The recently launched study, which is seeking women aged 55 and older to participate, aims to create new criteria for cardiovascular risk in women.
Among the measures are a walking test to see how fast a participant can walk eight metres, and another that gauges hand-grip strength. Both are thought to be predictive of cardiovascular disease risk, Duhamel says.
Presently about 400 women are involved. About 600 more are required for the study’s completion. If you’re a woman age 55 and over, have not had a heart attack or stroke, and want to participate, email warmheartsresearch@gmail.com.
And who knows?
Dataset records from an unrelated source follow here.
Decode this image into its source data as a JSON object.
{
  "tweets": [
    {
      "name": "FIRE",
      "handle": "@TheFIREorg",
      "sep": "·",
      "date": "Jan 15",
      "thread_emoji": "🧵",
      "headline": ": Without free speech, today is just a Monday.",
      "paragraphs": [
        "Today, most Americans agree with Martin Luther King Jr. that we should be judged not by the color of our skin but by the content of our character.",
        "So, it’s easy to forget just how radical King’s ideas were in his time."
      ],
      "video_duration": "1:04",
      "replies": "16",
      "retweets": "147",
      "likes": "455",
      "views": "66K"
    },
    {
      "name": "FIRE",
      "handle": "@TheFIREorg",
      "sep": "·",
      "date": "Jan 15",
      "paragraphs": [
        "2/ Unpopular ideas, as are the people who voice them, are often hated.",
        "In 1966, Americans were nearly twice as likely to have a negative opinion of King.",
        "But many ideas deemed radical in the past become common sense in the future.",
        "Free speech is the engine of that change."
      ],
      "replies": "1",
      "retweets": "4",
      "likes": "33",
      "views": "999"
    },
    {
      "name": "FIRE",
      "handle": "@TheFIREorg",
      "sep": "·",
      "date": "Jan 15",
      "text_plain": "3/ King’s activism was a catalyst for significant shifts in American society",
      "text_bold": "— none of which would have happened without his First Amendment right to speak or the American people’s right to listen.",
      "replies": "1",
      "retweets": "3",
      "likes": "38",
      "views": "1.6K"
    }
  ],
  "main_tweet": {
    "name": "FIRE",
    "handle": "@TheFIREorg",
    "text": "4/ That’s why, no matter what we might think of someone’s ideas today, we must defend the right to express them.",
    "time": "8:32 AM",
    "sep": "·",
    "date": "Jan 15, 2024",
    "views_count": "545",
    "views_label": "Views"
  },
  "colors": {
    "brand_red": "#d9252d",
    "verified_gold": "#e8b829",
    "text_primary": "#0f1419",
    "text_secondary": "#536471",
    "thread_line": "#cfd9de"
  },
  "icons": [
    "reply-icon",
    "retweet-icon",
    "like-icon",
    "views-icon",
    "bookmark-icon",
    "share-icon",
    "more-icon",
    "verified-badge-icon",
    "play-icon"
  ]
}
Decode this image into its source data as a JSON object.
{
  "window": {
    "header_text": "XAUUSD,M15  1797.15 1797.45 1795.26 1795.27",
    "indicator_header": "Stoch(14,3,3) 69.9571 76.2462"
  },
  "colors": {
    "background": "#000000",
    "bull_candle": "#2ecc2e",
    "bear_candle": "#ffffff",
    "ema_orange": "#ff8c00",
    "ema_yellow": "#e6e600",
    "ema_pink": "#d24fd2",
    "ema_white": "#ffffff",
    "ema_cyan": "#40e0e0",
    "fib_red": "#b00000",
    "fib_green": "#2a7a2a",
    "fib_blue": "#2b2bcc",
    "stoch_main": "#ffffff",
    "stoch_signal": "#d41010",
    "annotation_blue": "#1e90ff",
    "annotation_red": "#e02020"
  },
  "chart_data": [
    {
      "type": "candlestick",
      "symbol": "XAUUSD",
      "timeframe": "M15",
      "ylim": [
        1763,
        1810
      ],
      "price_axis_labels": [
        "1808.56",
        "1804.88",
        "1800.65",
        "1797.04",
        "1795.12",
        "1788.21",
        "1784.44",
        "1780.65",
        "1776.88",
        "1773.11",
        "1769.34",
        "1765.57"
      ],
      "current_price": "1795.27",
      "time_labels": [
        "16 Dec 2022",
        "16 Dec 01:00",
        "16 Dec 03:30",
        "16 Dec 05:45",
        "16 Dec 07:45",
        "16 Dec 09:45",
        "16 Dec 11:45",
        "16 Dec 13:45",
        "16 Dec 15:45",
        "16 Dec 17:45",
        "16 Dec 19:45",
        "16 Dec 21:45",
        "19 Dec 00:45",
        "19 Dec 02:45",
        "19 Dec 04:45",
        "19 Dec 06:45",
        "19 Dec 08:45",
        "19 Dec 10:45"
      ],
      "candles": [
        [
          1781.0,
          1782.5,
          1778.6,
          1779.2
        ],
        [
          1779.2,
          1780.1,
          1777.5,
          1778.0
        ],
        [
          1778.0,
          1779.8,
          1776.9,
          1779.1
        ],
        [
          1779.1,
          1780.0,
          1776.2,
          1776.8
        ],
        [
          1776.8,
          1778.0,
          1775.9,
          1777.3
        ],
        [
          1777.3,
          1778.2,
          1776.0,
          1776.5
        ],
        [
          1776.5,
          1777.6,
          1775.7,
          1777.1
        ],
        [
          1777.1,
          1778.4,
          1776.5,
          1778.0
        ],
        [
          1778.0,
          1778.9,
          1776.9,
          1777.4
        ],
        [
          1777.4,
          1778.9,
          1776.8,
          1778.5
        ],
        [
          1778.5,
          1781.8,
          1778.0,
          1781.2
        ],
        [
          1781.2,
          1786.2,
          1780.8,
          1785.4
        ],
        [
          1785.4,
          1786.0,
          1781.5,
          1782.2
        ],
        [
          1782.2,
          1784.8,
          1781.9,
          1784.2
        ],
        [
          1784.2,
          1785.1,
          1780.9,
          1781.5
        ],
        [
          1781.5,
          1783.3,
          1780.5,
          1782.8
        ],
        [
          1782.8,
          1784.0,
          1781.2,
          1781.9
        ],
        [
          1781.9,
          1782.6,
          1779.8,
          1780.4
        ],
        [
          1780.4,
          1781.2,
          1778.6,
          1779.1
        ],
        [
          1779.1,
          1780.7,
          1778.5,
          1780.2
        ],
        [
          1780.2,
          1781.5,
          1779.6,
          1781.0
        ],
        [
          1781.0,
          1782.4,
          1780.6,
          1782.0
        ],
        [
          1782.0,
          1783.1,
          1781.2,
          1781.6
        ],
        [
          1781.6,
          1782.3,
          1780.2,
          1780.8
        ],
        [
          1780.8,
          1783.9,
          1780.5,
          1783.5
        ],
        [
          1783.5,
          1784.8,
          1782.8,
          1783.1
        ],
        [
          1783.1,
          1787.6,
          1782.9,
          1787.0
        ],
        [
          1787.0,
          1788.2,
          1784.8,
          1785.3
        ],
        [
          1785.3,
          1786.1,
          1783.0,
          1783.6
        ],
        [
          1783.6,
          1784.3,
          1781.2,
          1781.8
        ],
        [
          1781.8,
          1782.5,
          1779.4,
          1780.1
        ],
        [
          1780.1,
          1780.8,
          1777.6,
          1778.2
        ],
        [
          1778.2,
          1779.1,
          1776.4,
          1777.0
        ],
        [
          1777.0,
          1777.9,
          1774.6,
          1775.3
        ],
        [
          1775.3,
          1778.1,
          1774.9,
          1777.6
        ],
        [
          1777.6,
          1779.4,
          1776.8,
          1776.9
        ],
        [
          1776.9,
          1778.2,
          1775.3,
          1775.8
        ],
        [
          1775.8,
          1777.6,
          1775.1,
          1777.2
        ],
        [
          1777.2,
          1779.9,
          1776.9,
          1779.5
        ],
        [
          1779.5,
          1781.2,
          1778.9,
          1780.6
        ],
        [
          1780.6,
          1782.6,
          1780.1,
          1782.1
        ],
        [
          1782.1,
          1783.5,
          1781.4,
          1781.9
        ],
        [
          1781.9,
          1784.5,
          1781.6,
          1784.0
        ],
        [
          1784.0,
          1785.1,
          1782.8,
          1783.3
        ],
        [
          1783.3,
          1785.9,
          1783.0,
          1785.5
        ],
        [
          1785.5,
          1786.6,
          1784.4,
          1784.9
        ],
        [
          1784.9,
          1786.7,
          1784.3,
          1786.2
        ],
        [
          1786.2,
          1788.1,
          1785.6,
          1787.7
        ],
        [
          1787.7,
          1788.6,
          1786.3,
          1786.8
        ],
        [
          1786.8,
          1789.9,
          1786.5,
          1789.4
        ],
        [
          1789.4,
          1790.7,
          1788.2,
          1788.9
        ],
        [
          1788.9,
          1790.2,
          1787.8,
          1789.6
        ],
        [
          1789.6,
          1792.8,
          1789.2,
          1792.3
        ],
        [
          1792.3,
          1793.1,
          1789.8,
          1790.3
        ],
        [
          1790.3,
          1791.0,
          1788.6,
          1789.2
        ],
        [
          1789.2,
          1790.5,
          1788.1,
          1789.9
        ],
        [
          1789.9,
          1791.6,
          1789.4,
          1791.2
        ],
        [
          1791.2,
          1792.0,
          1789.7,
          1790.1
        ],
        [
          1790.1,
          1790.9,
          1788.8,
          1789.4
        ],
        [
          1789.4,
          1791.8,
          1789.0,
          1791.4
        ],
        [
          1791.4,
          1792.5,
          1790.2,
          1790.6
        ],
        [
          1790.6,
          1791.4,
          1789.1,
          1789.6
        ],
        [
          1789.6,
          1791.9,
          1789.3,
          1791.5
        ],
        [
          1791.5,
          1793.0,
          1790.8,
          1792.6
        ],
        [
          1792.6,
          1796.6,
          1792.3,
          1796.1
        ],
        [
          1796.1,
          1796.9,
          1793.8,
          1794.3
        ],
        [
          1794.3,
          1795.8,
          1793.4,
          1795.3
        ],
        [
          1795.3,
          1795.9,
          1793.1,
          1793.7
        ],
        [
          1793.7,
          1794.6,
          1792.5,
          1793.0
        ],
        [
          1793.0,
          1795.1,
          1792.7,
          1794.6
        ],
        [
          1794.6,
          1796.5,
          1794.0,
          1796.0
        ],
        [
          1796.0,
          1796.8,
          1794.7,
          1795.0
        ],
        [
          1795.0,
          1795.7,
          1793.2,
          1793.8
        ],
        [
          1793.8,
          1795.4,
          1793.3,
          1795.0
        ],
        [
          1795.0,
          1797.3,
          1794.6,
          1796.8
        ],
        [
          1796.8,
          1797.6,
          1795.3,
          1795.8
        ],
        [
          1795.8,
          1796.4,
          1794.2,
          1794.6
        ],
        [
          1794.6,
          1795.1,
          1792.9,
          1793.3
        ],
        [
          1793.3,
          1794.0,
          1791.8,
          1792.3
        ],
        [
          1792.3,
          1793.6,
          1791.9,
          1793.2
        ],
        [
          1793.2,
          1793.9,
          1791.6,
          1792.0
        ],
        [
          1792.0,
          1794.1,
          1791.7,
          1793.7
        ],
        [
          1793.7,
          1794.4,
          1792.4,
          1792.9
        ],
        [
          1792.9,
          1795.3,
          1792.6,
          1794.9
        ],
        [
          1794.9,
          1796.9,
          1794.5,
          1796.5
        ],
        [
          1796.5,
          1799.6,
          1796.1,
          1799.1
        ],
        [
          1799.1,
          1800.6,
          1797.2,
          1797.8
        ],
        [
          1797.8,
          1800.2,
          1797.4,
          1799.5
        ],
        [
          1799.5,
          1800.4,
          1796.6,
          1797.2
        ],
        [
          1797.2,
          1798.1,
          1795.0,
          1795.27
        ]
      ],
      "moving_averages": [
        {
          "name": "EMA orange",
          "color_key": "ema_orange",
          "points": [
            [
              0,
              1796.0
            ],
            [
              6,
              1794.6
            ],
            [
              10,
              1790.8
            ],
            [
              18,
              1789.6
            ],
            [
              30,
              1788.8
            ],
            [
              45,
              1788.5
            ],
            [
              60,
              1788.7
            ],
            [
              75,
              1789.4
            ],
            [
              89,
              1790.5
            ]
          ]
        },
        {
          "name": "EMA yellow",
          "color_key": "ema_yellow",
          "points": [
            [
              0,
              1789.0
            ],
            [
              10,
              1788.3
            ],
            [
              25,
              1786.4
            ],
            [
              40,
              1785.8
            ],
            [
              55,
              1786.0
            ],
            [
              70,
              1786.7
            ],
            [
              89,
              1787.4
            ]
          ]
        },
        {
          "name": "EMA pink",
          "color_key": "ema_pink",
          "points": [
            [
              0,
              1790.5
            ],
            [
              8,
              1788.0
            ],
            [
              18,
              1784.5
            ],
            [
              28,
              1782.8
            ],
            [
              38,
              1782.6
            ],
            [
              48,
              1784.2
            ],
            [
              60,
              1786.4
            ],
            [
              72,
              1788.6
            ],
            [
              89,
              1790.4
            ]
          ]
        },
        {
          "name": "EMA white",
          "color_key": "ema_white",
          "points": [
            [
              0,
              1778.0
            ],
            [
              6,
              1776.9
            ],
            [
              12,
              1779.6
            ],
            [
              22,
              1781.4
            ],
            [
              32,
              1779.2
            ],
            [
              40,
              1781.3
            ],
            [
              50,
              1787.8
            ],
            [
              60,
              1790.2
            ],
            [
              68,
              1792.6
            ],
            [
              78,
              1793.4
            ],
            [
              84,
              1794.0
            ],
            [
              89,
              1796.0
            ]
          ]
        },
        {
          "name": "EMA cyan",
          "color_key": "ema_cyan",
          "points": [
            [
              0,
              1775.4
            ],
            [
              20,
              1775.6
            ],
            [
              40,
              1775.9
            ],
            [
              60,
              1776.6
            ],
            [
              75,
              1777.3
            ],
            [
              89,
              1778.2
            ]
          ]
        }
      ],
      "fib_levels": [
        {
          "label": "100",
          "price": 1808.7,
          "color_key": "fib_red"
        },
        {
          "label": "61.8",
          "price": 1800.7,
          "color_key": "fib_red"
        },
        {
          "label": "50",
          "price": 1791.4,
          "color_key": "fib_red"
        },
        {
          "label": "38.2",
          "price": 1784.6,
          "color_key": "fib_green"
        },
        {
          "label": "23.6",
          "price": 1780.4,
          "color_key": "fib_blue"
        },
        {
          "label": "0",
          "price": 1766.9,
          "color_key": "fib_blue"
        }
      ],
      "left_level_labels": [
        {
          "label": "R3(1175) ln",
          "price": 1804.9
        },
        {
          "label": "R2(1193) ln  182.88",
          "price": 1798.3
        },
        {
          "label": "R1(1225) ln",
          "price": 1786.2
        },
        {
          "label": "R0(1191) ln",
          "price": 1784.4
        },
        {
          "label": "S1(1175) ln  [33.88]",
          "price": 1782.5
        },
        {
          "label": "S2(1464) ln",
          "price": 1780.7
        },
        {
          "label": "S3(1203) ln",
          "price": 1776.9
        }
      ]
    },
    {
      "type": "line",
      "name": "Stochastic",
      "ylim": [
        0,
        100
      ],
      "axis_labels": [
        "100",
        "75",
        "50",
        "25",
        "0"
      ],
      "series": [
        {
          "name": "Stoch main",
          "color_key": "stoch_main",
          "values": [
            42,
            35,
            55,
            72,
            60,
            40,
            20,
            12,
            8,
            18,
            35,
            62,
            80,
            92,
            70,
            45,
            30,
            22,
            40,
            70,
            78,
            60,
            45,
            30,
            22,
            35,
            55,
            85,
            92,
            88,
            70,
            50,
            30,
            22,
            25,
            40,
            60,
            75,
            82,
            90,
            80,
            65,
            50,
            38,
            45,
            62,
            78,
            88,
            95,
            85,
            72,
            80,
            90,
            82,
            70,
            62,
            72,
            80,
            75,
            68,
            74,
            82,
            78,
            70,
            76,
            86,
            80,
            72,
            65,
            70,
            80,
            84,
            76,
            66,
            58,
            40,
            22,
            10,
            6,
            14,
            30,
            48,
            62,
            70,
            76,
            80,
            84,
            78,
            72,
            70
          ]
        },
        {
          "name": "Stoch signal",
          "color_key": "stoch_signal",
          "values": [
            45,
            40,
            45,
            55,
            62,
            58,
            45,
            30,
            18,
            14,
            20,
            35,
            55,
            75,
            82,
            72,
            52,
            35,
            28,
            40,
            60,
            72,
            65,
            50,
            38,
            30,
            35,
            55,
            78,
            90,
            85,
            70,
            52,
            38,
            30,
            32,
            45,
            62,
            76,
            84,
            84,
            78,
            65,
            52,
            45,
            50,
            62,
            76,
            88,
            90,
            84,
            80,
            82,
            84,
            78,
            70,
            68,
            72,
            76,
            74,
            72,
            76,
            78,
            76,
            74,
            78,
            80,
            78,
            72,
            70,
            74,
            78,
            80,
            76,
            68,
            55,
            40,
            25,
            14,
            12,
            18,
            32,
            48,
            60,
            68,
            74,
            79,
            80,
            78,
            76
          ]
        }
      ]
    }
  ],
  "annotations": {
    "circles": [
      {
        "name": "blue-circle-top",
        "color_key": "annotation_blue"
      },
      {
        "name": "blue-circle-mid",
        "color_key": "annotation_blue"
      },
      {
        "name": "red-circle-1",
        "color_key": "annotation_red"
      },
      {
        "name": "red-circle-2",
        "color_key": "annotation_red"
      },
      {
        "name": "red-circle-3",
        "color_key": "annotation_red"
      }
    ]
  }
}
One day, women around the world might be given the Manitoba risk assessment, instead of the Framingham test.
The difference between men and women… under the microscope
Dr. Ross Feldman’s work on an estrogen hormone receptor’s role in women’s heart health has been featured before in the Free Press. The principal investigator of women’s health at the Institute of Cardiovascular Sciences at St. Boniface and his team found a variation of a commonly found receptor, called GPER. The receptor helps regulate many bodily functions, including blood pressure.
The variant version of the receptor is present in about 25 per cent of the population and is associated with increased heart disease risk.
Feldman notes estrogen has long been considered protective against cardiovascular disease for women before menopause. And thus it was assumed that its decreased levels after menopause play a role in doubling their risk of heart disease compared with men the same age.
But research shows it’s not lower estrogen levels that elevate heart disease risk. Instead, it’s the interaction between the reproductive hormone and GPER, specifically its variant.
“So if you have the second-rate version of GPER, you are likely to have higher blood pressure and higher cholesterol” after menopause, Feldman says. While men have the receptor too, it has little bearing on disease.
“But if you are a woman, the odds of you having hard-to-treat blood pressure and the bad version of GPER are twice that of the general population.”
The reason remains a mystery, and that is the focus of Feldman’s work examining male and female differences at the cellular level. A greater understanding of these biomechanisms, he says, may one day lead to sex-specific preventative care and therapies.
Fighting cancer without sacrificing the heart
Some side effects of chemotherapy, such as hair loss and nausea, are well known. But a lesser known one — heart failure — is among the more troubling side effects when patients undergo treatment for breast cancer. Doxorubicin (also referred to as anthracycline) is the most common, and generally best, treatment for the breast cancer.
“It’s great for killing the cancer cells, but bad for the heart,” says Dr. Davinder Jassal, a cardiologist and a principal investigator at St. Boniface. “One in four women who receive this chemotherapy will actually develop heart failure.”
That’s why he and another researcher, Dr. Scott Grandy, an oncologist at Dalhousie University in Halifax, are leading a new study supported by the Canadian Cancer Society and Canadian Institutes of Health Research.
Called EXACT 2.0 (EXercise to prevent AnthraCycline-based Cardio-Toxicity), it builds on previous work demonstrating regular exercise can prevent heart failure. “We saw that their heart function was maintained,” says Grandy. The previous pilot study involved women exercising twice a week at the hospital. But that “turned out to be a major barrier for a lot of participants because they didn’t want to go back there any more than they had to,” he adds.
So the new study — now underway — wants to find out if women exercising 30 to 60 minutes at a time, twice a week at home, receive similar benefit.
“The goal is to eventually have a program prescribed with their chemotherapy to offset its negative impacts, specifically to the heart.”
Only rather than in a clinical setting, it can done all from the comfort of their home, Grandy adds.